It was suggested in comments that with the video release of Terminator Salvation this column should not only examine its place in the Terminator timeline but summarize the previously published and rather complicated analysis of the other three films. Indeed, although it has stood the test of time to some degree, Temporal Anomalies in Time Travel Movies unravels Terminator was the first such analysis to appear (under a slightly different title with a different URL) when the Temporal Anomalies site launched in 1997. Its consideration of the first two films dealt with some serious complexities, and made predictions concerning what the franchise might be able to do with the story from there. Further, the more recent addition of an analysis of Rise of the Machines put the entirety of the first two films in a new context not fully addressed, despite the fact that several of the predictions of the previous article had been confirmed. Thus as the fourth film has come to video, it seems appropriate to examine the story so far, and to polish some of what has already been said.
The story begins with the third film. It is here we learn who originally designed SkyNet. In the second film it appeared that Cyberdyne created the massive computerized defense system as a hardware system; but it was also revealed that Cyberdyne did so based on studying the parts from the demolished T-800 left in their factory in the first film. This in the first film would have been a predestination paradox, the effect in the past dependent upon the cause in the future; but in the second film it became a grandfather paradox, as the cause from the future destroyed its own basis in the past. Thus the second film forces us to abandon fixed time theory as a plausible explanation. Assuming that replacement theory is the best replacement, that the people involved really are changing their own past (not the past of a parallel or divergent dimension), we then resolve the uncaused cause by postulating an original cause that was displaced. In this case it is not difficult to do this, because the third film gives it to us: as predicted, someone else developed a different SkyNet at a later date. That someone was the Autonomous Weapons Division of the Cyber Research Systems branch of the United States Air Force, under the direction of General Robert Brewster.

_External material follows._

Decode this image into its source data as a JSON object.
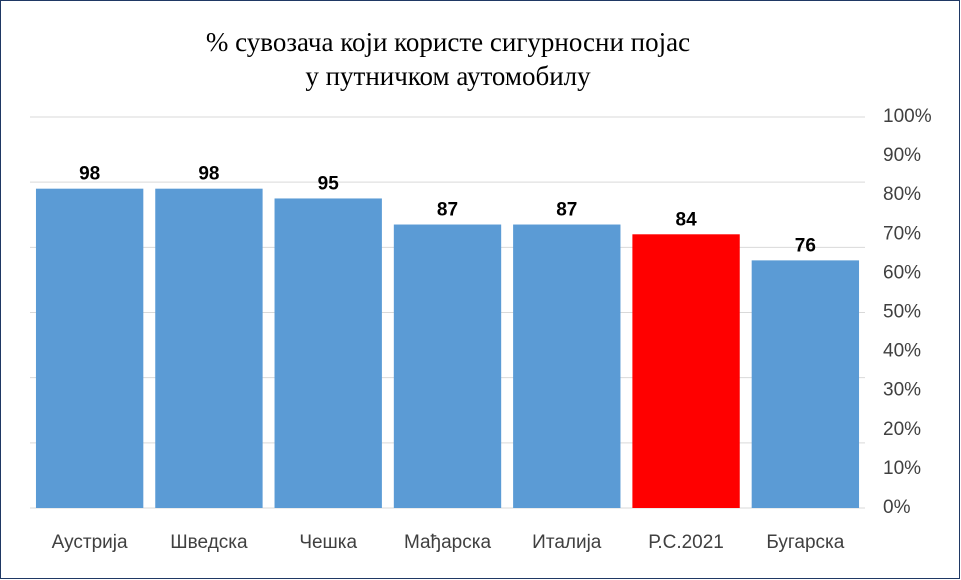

It is not impossible that there was some other original creator of SkyNet, and there might have been contributors to the project; but it seems most reasonable to assume that the Air Force was working on autonomous systems long before the early nineties, long before the Internet had become what it was, and that they had been consulting many private contractors for the latest in hardware and software. It is also evident that in the eighties the notion of harnessing multiple computers in parallel was in its infancy. Answers were seen in hardware in those days; it was not until this millennium that software solutions rose to prominence. Thus it is not surprising that in 1984 they were looking at hardware solutions, but by 2004 they were looking at a software solution. It is also not surprising that absent the parts from the future, no hardware solution was forthcoming. Hardware becomes dated very quickly and cannot upgrade itself; intelligent software might be able to manage both its own upgrades and that of its hardware, given the right tools.
Thus we find that the Air Force is responsible for the original creation of a SkyNet that was an intelligent defense program released into the Internet that became sentient and proceeded to defend itself against humanity.
The story then doubles back on itself, because that program eventually decided that John Conner must die; yet without that decision, John Conner could never have been born. Thus we must turn back the clock to 1984 and Sarah Conner's child.